Ya no es una milésima de segundo. Ahora se oye decir un “Bueno, tú dirás”, no exento de un tonillo de impaciencia. No ha parado de examinarlo, escrutando todo lo que sus palabras no dicen. Y está cada vez más sorprendida. Rafael, su Rafa, ha cambiado. Nada que ver con ese semblante intranquilo, vacío de sí mismo, de los meses pasados. Se acabó ese tormento interior que lo devoraba y que nunca quiso compartir. Los ojos están posados en ella y parpadea tranquilo, sólo para mantenerlos húmedos. ¿Esboza una tenue sonrisa? Las manos sobre la mesita del centro parece que no buscan nada, que ya hallaron. O que se hallaron. Sólo faltan las palabras. Que parecen que ya encuentran su camino.
-Se acabó – dice Rafael al fin. Ganando en cada una de estas dos palabras el punto de la serenidad perdida hace tantos meses.

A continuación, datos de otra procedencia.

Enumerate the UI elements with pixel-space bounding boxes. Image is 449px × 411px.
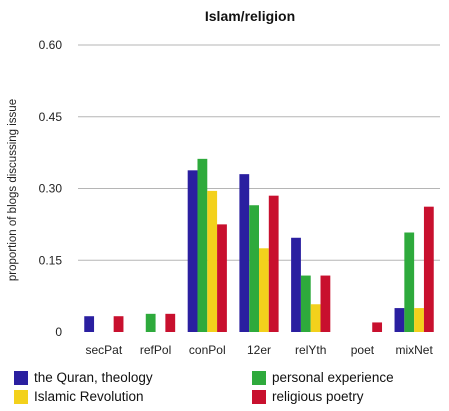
- bar-refPol-3: [165, 313, 176, 332]
- bar-mixNet-0: [394, 308, 405, 332]
- bar-conPol-0: [187, 170, 198, 332]
- bar-poet-3: [372, 322, 383, 332]
- legend-swatch: [14, 370, 28, 385]
- y-tick-label: 0.30: [39, 182, 63, 196]
- bar-mixNet-2: [414, 308, 424, 332]
- bar-secPat-0: [84, 316, 95, 332]
- legend-swatch: [252, 370, 266, 385]
- x-tick-labels: secPat refPol conPol 12er relYth poet mixNet: [86, 343, 434, 357]
- bar-mixNet-3: [423, 206, 434, 332]
- bar-mixNet-1: [404, 232, 415, 332]
- y-tick-label: 0.15: [39, 253, 63, 267]
- bar-relYth-0: [291, 237, 301, 332]
- x-tick-label: conPol: [189, 343, 226, 357]
- bar-12er-0: [239, 174, 250, 332]
- bar-relYth-2: [310, 304, 321, 332]
- legend-swatch: [14, 389, 28, 404]
- x-tick-label: mixNet: [395, 343, 433, 357]
- bar-relYth-1: [300, 275, 311, 332]
- x-tick-label: 12er: [247, 343, 271, 357]
- bar-conPol-2: [207, 190, 218, 332]
- x-tick-label: relYth: [295, 343, 326, 357]
- x-tick-label: secPat: [86, 343, 123, 357]
- bar-12er-2: [259, 248, 269, 332]
- y-tick-labels: 0 0.15 0.30 0.45 0.60: [39, 38, 63, 339]
- y-tick-label: 0.45: [39, 110, 63, 124]
- legend: the Quran, theology personal experience Is…: [14, 370, 444, 410]
- y-tick-label: 0: [55, 325, 62, 339]
- bars: [84, 158, 434, 332]
- legend-item: Islamic Revolution: [14, 389, 144, 404]
- y-tick-label: 0.60: [39, 38, 63, 52]
- bar-secPat-3: [113, 316, 124, 332]
- x-tick-label: poet: [351, 343, 375, 357]
- bar-chart: Islam/religion proportion of blogs discu…: [7, 8, 440, 357]
- legend-label: the Quran, theology: [34, 370, 153, 385]
- x-tick-label: refPol: [140, 343, 171, 357]
- legend-item: religious poetry: [252, 389, 364, 404]
- legend-swatch: [252, 389, 266, 404]
- bar-conPol-3: [217, 224, 227, 332]
- legend-label: religious poetry: [272, 389, 364, 404]
- legend-label: Islamic Revolution: [34, 389, 144, 404]
- legend-item: personal experience: [252, 370, 394, 385]
- bar-refPol-1: [145, 313, 156, 332]
- y-axis-label: proportion of blogs discussing issue: [7, 99, 19, 281]
- legend-item: the Quran, theology: [14, 370, 153, 385]
- chart-title: Islam/religion: [205, 8, 295, 24]
- bar-relYth-3: [320, 275, 331, 332]
- bar-conPol-1: [197, 158, 208, 332]
- legend-label: personal experience: [272, 370, 394, 385]
- bar-12er-1: [249, 205, 259, 332]
- bar-12er-3: [268, 195, 279, 332]
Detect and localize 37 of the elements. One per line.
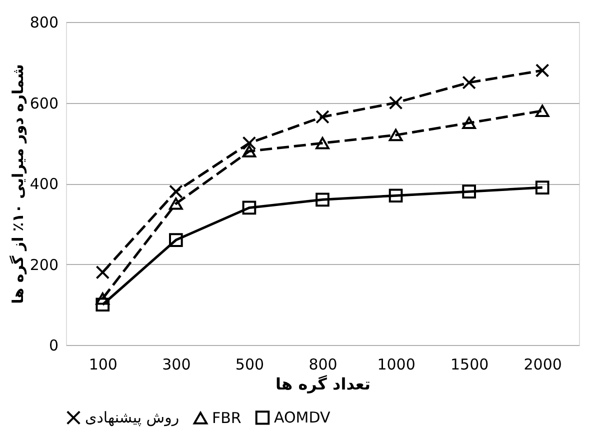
point bbox=[169, 198, 183, 210]
point bbox=[96, 292, 110, 305]
point bbox=[388, 128, 403, 142]
point bbox=[242, 200, 256, 215]
point bbox=[316, 110, 330, 124]
x-tick-label: 500 bbox=[235, 356, 264, 374]
x-tick-label: 1500 bbox=[450, 356, 489, 374]
x-tick-label: 100 bbox=[88, 356, 118, 374]
point bbox=[388, 188, 403, 203]
x-tick-label: 2000 bbox=[524, 356, 562, 374]
point bbox=[462, 184, 476, 198]
point bbox=[96, 298, 110, 312]
x-axis-title: تعداد گره ها bbox=[276, 374, 370, 394]
y-axis-title: شماره دور میرایی ۱۰٪ از گره ها bbox=[8, 64, 27, 304]
x-tick-label: 1000 bbox=[377, 356, 416, 374]
point bbox=[316, 192, 330, 207]
y-tick-label: 200 bbox=[30, 256, 58, 274]
point bbox=[535, 180, 550, 194]
y-tick-label: 400 bbox=[30, 175, 58, 193]
y-tick-label: 800 bbox=[30, 14, 58, 32]
y-tick-label: 600 bbox=[30, 94, 58, 112]
legend-label: FBR bbox=[212, 409, 242, 428]
point bbox=[242, 145, 256, 158]
point bbox=[535, 64, 550, 78]
legend-label: روش پیشنهادی bbox=[85, 408, 180, 427]
point bbox=[242, 136, 256, 150]
point bbox=[96, 265, 110, 280]
point bbox=[316, 137, 330, 150]
point bbox=[462, 76, 476, 90]
point bbox=[535, 104, 550, 117]
legend-label: AOMDV bbox=[274, 408, 332, 427]
point bbox=[462, 116, 476, 130]
y-tick-label: 0 bbox=[48, 336, 58, 354]
x-tick-label: 800 bbox=[308, 356, 338, 374]
x-tick-label: 300 bbox=[162, 356, 191, 374]
point bbox=[169, 233, 183, 247]
point bbox=[388, 96, 403, 110]
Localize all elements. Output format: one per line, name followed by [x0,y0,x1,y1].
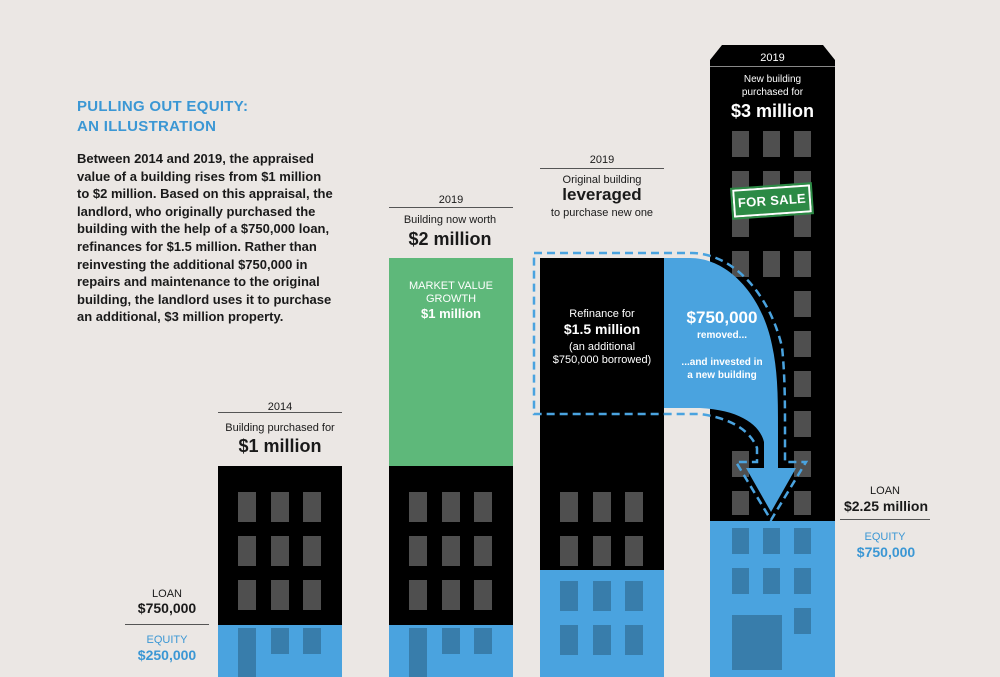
b1-loan-label: LOAN [152,588,182,600]
intro-title-line-2: AN ILLUSTRATION [77,118,217,135]
equity-transfer-arrow [532,251,809,523]
b3-year: 2019 [589,154,615,166]
b4-caption-2: purchased for [741,87,804,98]
b1-value: $1 million [238,436,322,456]
b3-refi-note-1: (an additional [568,341,636,353]
transfer-amount: $750,000 [686,308,758,327]
b1-loan-value: $750,000 [137,600,197,616]
b4-year: 2019 [760,52,785,64]
b1-equity-label: EQUITY [146,634,188,646]
b2-caption: Building now worth [403,214,497,226]
transfer-invested-2: a new building [687,370,757,381]
building-2019-appraised [389,258,513,677]
b1-equity-value: $250,000 [137,647,197,663]
b1-year: 2014 [267,401,293,413]
b4-value: $3 million [730,101,815,121]
b2-growth-label-1: MARKET VALUE [409,280,493,292]
b4-caption-1: New building [743,74,802,85]
transfer-invested-1: ...and invested in [681,357,763,368]
for-sale-stamp: FOR SALE [730,181,814,221]
b4-equity-value: $750,000 [856,544,916,560]
building-2019-leveraged [540,258,664,677]
b3-refi-note-2: $750,000 borrowed) [552,354,652,366]
b3-caption-2: to purchase new one [550,207,654,219]
b3-refi-label: Refinance for [569,308,635,320]
intro-title: PULLING OUT EQUITY: AN ILLUSTRATION [77,97,377,137]
b4-equity-label: EQUITY [864,531,906,543]
market-growth-block [389,258,513,468]
b2-growth-label-2: GROWTH [425,293,477,305]
building-2014 [218,466,342,677]
b2-year: 2019 [438,194,464,206]
b4-loan-label: LOAN [870,485,900,497]
transfer-removed: removed... [696,330,748,341]
intro-body: Between 2014 and 2019, the appraised val… [77,151,333,325]
b3-caption-big: leveraged [562,185,642,204]
b3-caption-1: Original building [562,174,642,186]
b4-loan-value: $2.25 million [843,498,929,514]
intro-title-line-1: PULLING OUT EQUITY: [77,98,249,115]
b1-caption: Building purchased for [225,422,335,434]
b2-value: $2 million [408,229,492,249]
b2-growth-value: $1 million [421,306,481,321]
building-2014-windows [238,492,321,610]
b3-refi-value: $1.5 million [563,321,641,337]
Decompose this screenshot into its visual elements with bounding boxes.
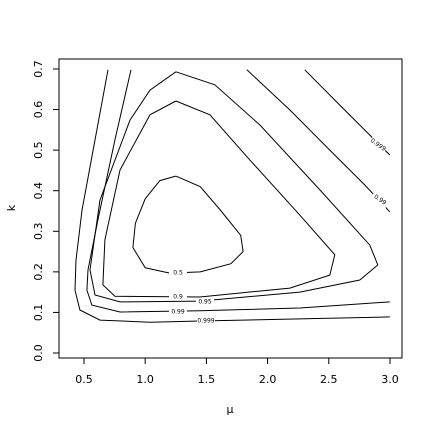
x-tick-label: 2.0 [259, 373, 277, 386]
plot-frame [58, 58, 403, 359]
contour-label: 0.99 [171, 309, 185, 316]
x-tick-label: 1.5 [198, 373, 216, 386]
y-tick-label: 0.5 [32, 141, 45, 159]
contour-label-bg [169, 269, 187, 277]
x-tick-label: 3.0 [381, 373, 399, 386]
x-axis-label: μ [227, 403, 234, 416]
y-tick-label: 0.6 [32, 101, 45, 119]
y-tick-label: 0.3 [32, 223, 45, 241]
y-tick-label: 0.7 [32, 60, 45, 78]
contour-label: 0.9 [173, 294, 183, 301]
contour-label: 0.95 [198, 299, 212, 306]
x-tick-label: 2.5 [320, 373, 338, 386]
y-tick-label: 0.0 [32, 344, 45, 362]
contour-line [86, 69, 391, 313]
contour-label-bg [169, 308, 187, 316]
contour-label-bg [370, 191, 390, 209]
y-axis-label: k [5, 204, 18, 211]
y-tick-label: 0.2 [32, 263, 45, 281]
contour-label: 0.999 [197, 318, 214, 325]
contour-label-bg [196, 298, 214, 306]
contour-label: 0.5 [173, 270, 183, 277]
contour-label-bg [197, 317, 215, 325]
contour-line [89, 71, 379, 303]
x-tick-label: 0.5 [75, 373, 93, 386]
contour-line [102, 100, 336, 298]
contour-label-bg [368, 136, 388, 154]
contour-line [132, 175, 244, 274]
x-tick-label: 1.0 [136, 373, 154, 386]
contour-label-bg [169, 293, 187, 301]
y-tick-label: 0.4 [32, 182, 45, 200]
y-tick-label: 0.1 [32, 304, 45, 322]
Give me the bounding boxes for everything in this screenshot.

-¿Se acabó el qué, Rafa? – Contesta Carmen cada vez más extrañada. Cada segundo que pasa se ve a la vez reconfortada por la tranquilidad que le transmite la mirada de su marido y más nerviosa por la profunda perplejidad de no entender nada de lo que está ocurriendo. La tortuosa confusión la desconcierta y la angustia: ni sabía por qué sufría su marido hasta hoy mismo, ni cómo todo ello parece aclararse de repente, como el olor límpido del campo tras la tormenta.
-Se acabó mi relación con ellos – replica Rafael con calma, sin tener ninguna prisa en acabar la frase. Parece que se recrea en decirla.
ura Mientras más tranquilo esta él, menos lo está ella. ¿En qué líos ha estado metido este hombre? No puede evitar ese frotarse las manos involuntariamente que siempre delató su ansiedad.
-Ellos… – Replica Rafael por toda respuesta, como si esa palabra fuera suficiente o como si no pudiera ser más explícito. Respira con profundidad, sintiendo el aire entrar y salir de sus pulmones como hacía tiempo que no lo hacía, y mira con ternura a su querida compañera de vida, que en estos momentos es la viva imagen de la interrogación.
-¿Ellos?… ¿Quiénes son ellos? ¿Te habías metido en alguna secta? – Carmen está cada vez más confundida. Veintidós años con un hombre y sigues sin conocerlo.
Pero Rafael ya no puede hablar más. Se levanta ahora con una alegría infinita que le desborda los ojos, que le hace sonreír como no lo hacía desde el nacimiento de sus hijos, se le aproxima lentamente, la abraza, la besa y tiene aún tiempo para volver a hundirse en su mirarla y decirle:
– Siéntate, cariño, que te voy a explicar quiénes son ellos.